Die Volkspartei legt einen inhaltlichen Fokus auf das Sozialsystem. Ein interner Entwurf für ein Kapitel des ÖVP-"Zukunftsplans" liegt der Austria Presse Agentur und dem STANDARD vor. Sukkus des Zweiseiters: Österreich habe ein gutes Sozialsystem, aber Leistungen müssten gekürzt werden, um die Finanzierung insgesamt zu gewährleisten.

Konkret schwebt der Partei von Kanzler Karl Nehammer vor, "vollumfängliche Sozialleistungen" erst nach einem fünfjährigen legalen Aufenthalt in Österreich auszuzahlen, davor sollen Menschen nur die Hälfte der jeweiligen Bezüge bekommen. Welche Leistungen die ÖVP konkret kürzen will, ist in dem Papier nicht festgehalten.

Karl Nehammer vor einer österreichischen und einer europäischen Flagge.
Bundeskanzler Karl Nehammer (ÖVP) will Sozialleistungen kürzen.
APA/GEORG HOCHMUTH

Wenn die Kosten für das System immer weiter steigen, hätte das "einen Verlust der zurzeit sehr hohen Qualität des Sozialsystems zur Folge", heißt es in dem Papier. Und: "Wenn wir nicht handeln, müssen wir dabei zusehen, wie das Sozialsystem zum immer größer werdenden Pull-Faktor wird und immer mehr Menschen nach Österreich kommen, nicht um hier Schutz oder Arbeit zu finden, sondern um sich ein gutes Leben auf Kosten des österreichischen Steuerzahlers zu finanzieren. Damit wäre der soziale Frieden in Österreich in Gefahr." Die Kürzung der Leistungen in den ersten fünf Jahren des legalen Aufenthaltes solle "für alle gelten".

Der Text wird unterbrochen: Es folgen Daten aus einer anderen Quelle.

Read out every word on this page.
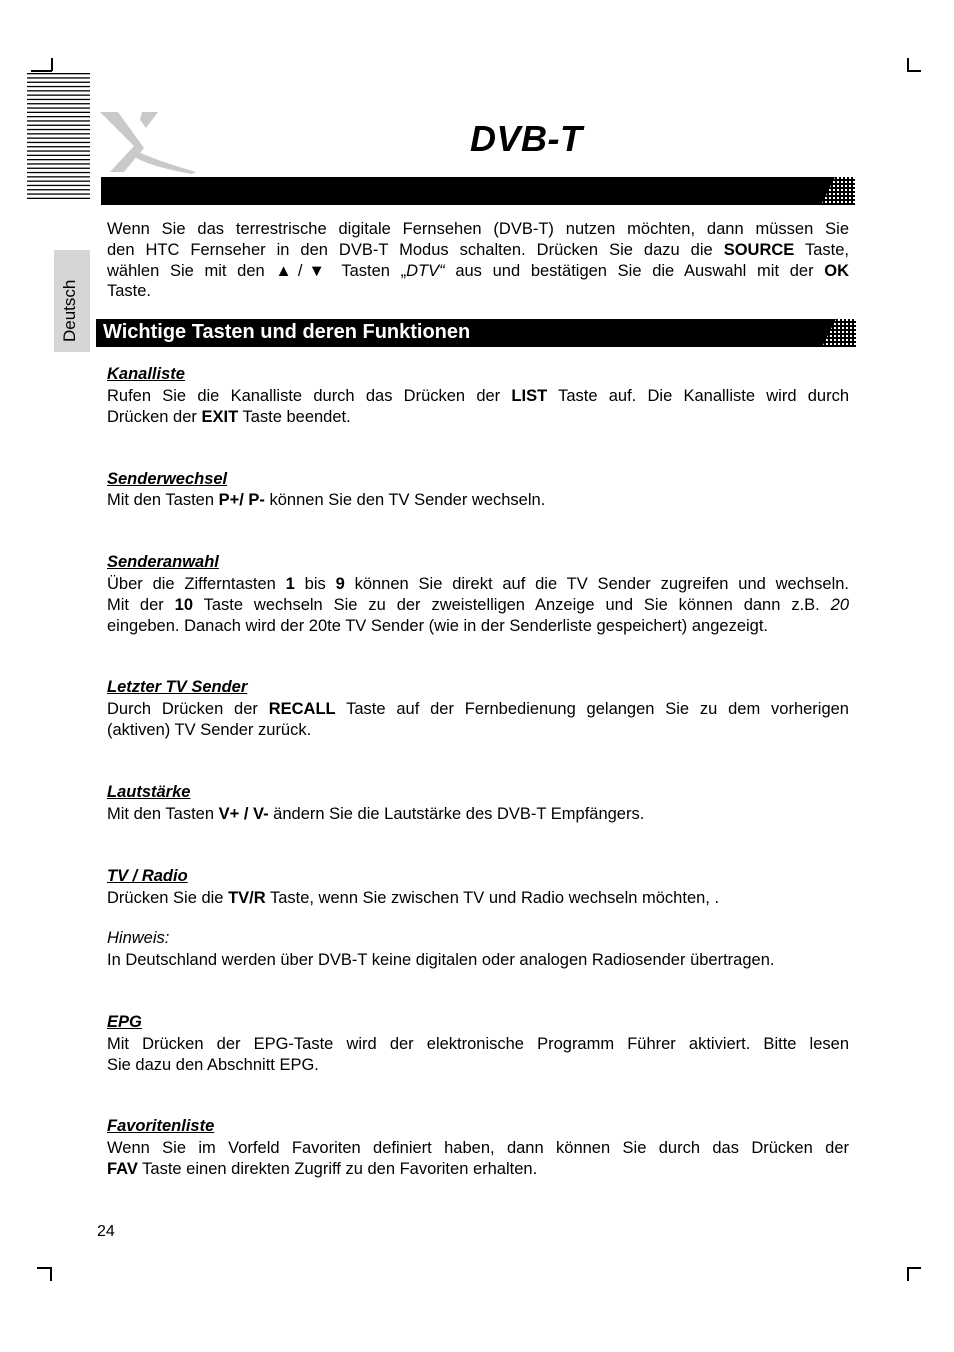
DVB-T
Deutsch
Wenn Sie das terrestrische digitale Fernsehen (DVB-T) nutzen möchten, dann müssen Sie
den HTC Fernseher in den DVB-T Modus schalten. Drücken Sie dazu die SOURCE Taste,
wählen Sie mit den ▲/▼ Tasten „DTV“ aus und bestätigen Sie die Auswahl mit der OK
Taste.
Wichtige Tasten und deren Funktionen
Kanalliste
Rufen Sie die Kanalliste durch das Drücken der LIST Taste auf. Die Kanalliste wird durch
Drücken der EXIT Taste beendet.
Senderwechsel
Mit den Tasten P+/ P- können Sie den TV Sender wechseln.
Senderanwahl
Über die Zifferntasten 1 bis 9 können Sie direkt auf die TV Sender zugreifen und wechseln.
Mit der 10 Taste wechseln Sie zu der zweistelligen Anzeige und Sie können dann z.B. 20
eingeben. Danach wird der 20te TV Sender (wie in der Senderliste gespeichert) angezeigt.
Letzter TV Sender
Durch Drücken der RECALL Taste auf der Fernbedienung gelangen Sie zu dem vorherigen
(aktiven) TV Sender zurück.
Lautstärke
Mit den Tasten V+ / V- ändern Sie die Lautstärke des DVB-T Empfängers.
TV / Radio
Drücken Sie die TV/R Taste, wenn Sie zwischen TV und Radio wechseln möchten, .
Hinweis:
In Deutschland werden über DVB-T keine digitalen oder analogen Radiosender übertragen.
EPG
Mit Drücken der EPG-Taste wird der elektronische Programm Führer aktiviert. Bitte lesen
Sie dazu den Abschnitt EPG.
Favoritenliste
Wenn Sie im Vorfeld Favoriten definiert haben, dann können Sie durch das Drücken der
FAV Taste einen direkten Zugriff zu den Favoriten erhalten.
24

Absage vom Koalitionspartner

Die Idee ist nicht neu, sondern die verschriftlichte Variante einer Forderung, die Nehammer in seiner "Zukunftsrede" im März aufgestellt hat. Vom grünen Koalitionspartner holte sich der Kanzler damals eine prompte Abfuhr. Die Ideen für Kürzungen im Sozialbereich seien rechtlich kaum umsetzbar, sagten die Grünen.

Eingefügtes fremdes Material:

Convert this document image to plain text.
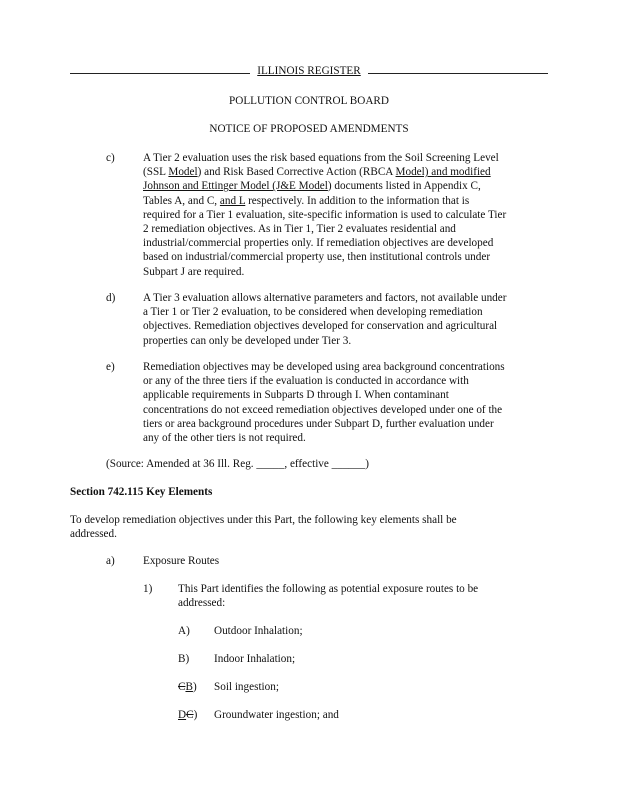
ILLINOIS REGISTER
POLLUTION CONTROL BOARD
NOTICE OF PROPOSED AMENDMENTS
c)	A Tier 2 evaluation uses the risk based equations from the Soil Screening Level
(SSL Model) and Risk Based Corrective Action (RBCA Model) and modified
Johnson and Ettinger Model (J&E Model) documents listed in Appendix C,
Tables A, and C, and L respectively. In addition to the information that is
required for a Tier 1 evaluation, site-specific information is used to calculate Tier
2 remediation objectives. As in Tier 1, Tier 2 evaluates residential and
industrial/commercial properties only. If remediation objectives are developed
based on industrial/commercial property use, then institutional controls under
Subpart J are required.
d) A Tier 3 evaluation allows alternative parameters and factors, not available under
a Tier 1 or Tier 2 evaluation, to be considered when developing remediation
objectives. Remediation objectives developed for conservation and agricultural
properties can only be developed under Tier 3.
e)	Remediation objectives may be developed using area background concentrations
or any of the three tiers if the evaluation is conducted in accordance with
applicable requirements in Subparts D through I. When contaminant
concentrations do not exceed remediation objectives developed under one of the
tiers or area background procedures under Subpart D, further evaluation under
any of the other tiers is not required.
(Source: Amended at 36 Ill. Reg. _____, effective ______)
Section 742.115 Key Elements
To develop remediation objectives under this Part, the following key elements shall be
addressed.
a)	Exposure Routes
1) This Part identifies the following as potential exposure routes to be
addressed:
A) Outdoor Inhalation;
B) Indoor Inhalation;
CB) Soil ingestion;
DC) Groundwater ingestion; and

Auch für den Sozialrechtsexperten Wolfgang Mazal lässt der Entwurf nach wie vor völlig offen, um welche Leistungskürzungen es sich hier handeln soll, wie er im STANDARD-Gespräch festhält. Würde der Sparstift beim Arbeitslosengeld angesetzt werden, "dann müsste diese Versicherungsleistung auch bei Inländern gekürzt werden", sagt Mazal, der auch als Arbeitsrechtsexperte immer wieder von der ÖVP herangezogen wird.

Kaum Spielraum bei Kürzungen

Was die Sozialhilfe anbelangt, so würde eine Kürzung bei EU-Bürgerinnen und EU-Bürgern sowie bei Drittstaatsbürgern gegen die Menschenrechtskonvention verstoßen, sagt Mazal. "Außer die ÖVP sagt, dass sie das Europarecht ändern will." Er wertet diesen Entwurf daher lediglich als Versuch der ÖVP, eine Debatte auf EU-Ebene anzustoßen. "Denn letztlich ist der Handlungsspielraum aufgrund europarechtlicher und menschenrechtlicher Regelungen sehr gering", sagt Mazal.

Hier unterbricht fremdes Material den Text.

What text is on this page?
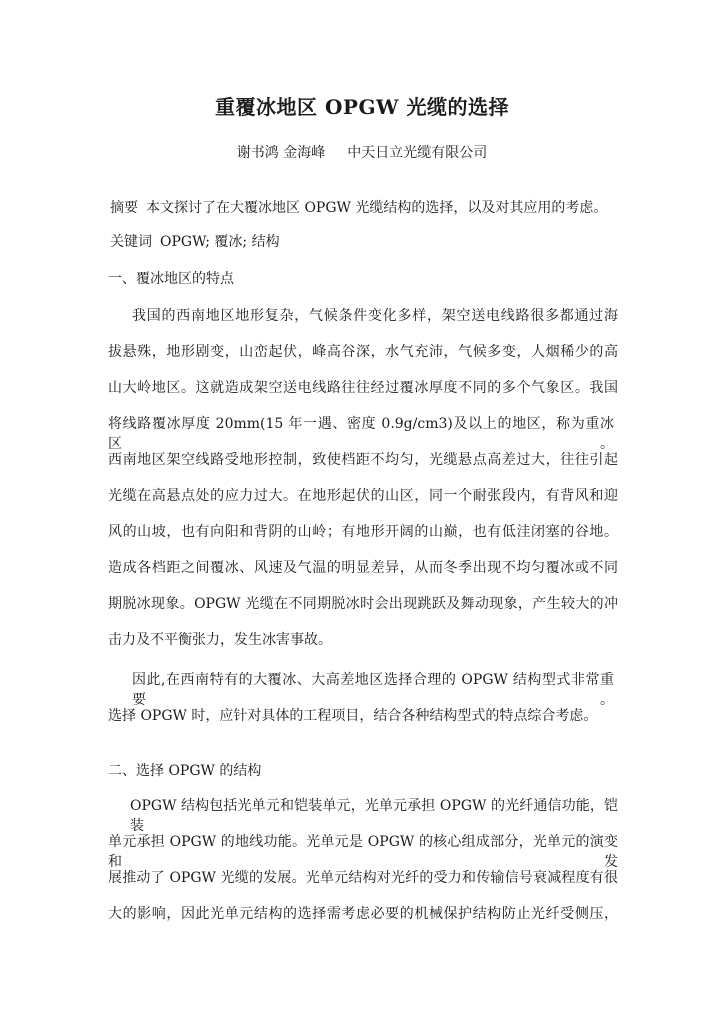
重覆冰地区 OPGW 光缆的选择
谢书鸿 金海峰 中天日立光缆有限公司
摘要 本文探讨了在大覆冰地区 OPGW 光缆结构的选择，以及对其应用的考虑。
关键词 OPGW; 覆冰; 结构
一、覆冰地区的特点
我国的西南地区地形复杂，气候条件变化多样，架空送电线路很多都通过海
拔悬殊，地形剧变，山峦起伏，峰高谷深，水气充沛，气候多变，人烟稀少的高
山大岭地区。这就造成架空送电线路往往经过覆冰厚度不同的多个气象区。我国
将线路覆冰厚度 20mm(15 年一遇、密度 0.9g/cm3)及以上的地区，称为重冰区。
西南地区架空线路受地形控制，致使档距不均匀，光缆悬点高差过大，往往引起
光缆在高悬点处的应力过大。在地形起伏的山区，同一个耐张段内，有背风和迎
风的山坡，也有向阳和背阴的山岭；有地形开阔的山巅，也有低洼闭塞的谷地。
造成各档距之间覆冰、风速及气温的明显差异，从而冬季出现不均匀覆冰或不同
期脱冰现象。OPGW 光缆在不同期脱冰时会出现跳跃及舞动现象，产生较大的冲
击力及不平衡张力，发生冰害事故。
因此,在西南特有的大覆冰、大高差地区选择合理的 OPGW 结构型式非常重要。
选择 OPGW 时，应针对具体的工程项目，结合各种结构型式的特点综合考虑。
二、选择 OPGW 的结构
OPGW 结构包括光单元和铠装单元，光单元承担 OPGW 的光纤通信功能，铠装
单元承担 OPGW 的地线功能。光单元是 OPGW 的核心组成部分，光单元的演变和发
展推动了 OPGW 光缆的发展。光单元结构对光纤的受力和传输信号衰减程度有很
大的影响，因此光单元结构的选择需考虑必要的机械保护结构防止光纤受侧压，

Der nochmalige sozialpolitische Kampagnenanstoß der Volkspartei reiht sich, zufällig oder nicht, zeitlich nach einer medialen Schwerpunktaktion des Innenministers ein: Gerhard Karner (ÖVP) präsentierte vergangene Woche die Ermittlungserfolge beim Betrug mit Sozialleistungen. 89 Millionen Euro Schaden hat eine darauf spezialisierte Taskforce in der Zeit ihres Bestehens festgestellt.

Und auch ÖVP-Finanzminister Magnus Brunner betonte bei dieser Gelegenheit, dass es auch Solidarität mit jenen geben müsse, "die Sozialleistungen durch ihre Steuern und Beiträge finanzieren". Der "Zukunftsplan" der Volkspartei soll Ende des Jahres fertiggestellt sein. (sefe, etom, 14.8.2023)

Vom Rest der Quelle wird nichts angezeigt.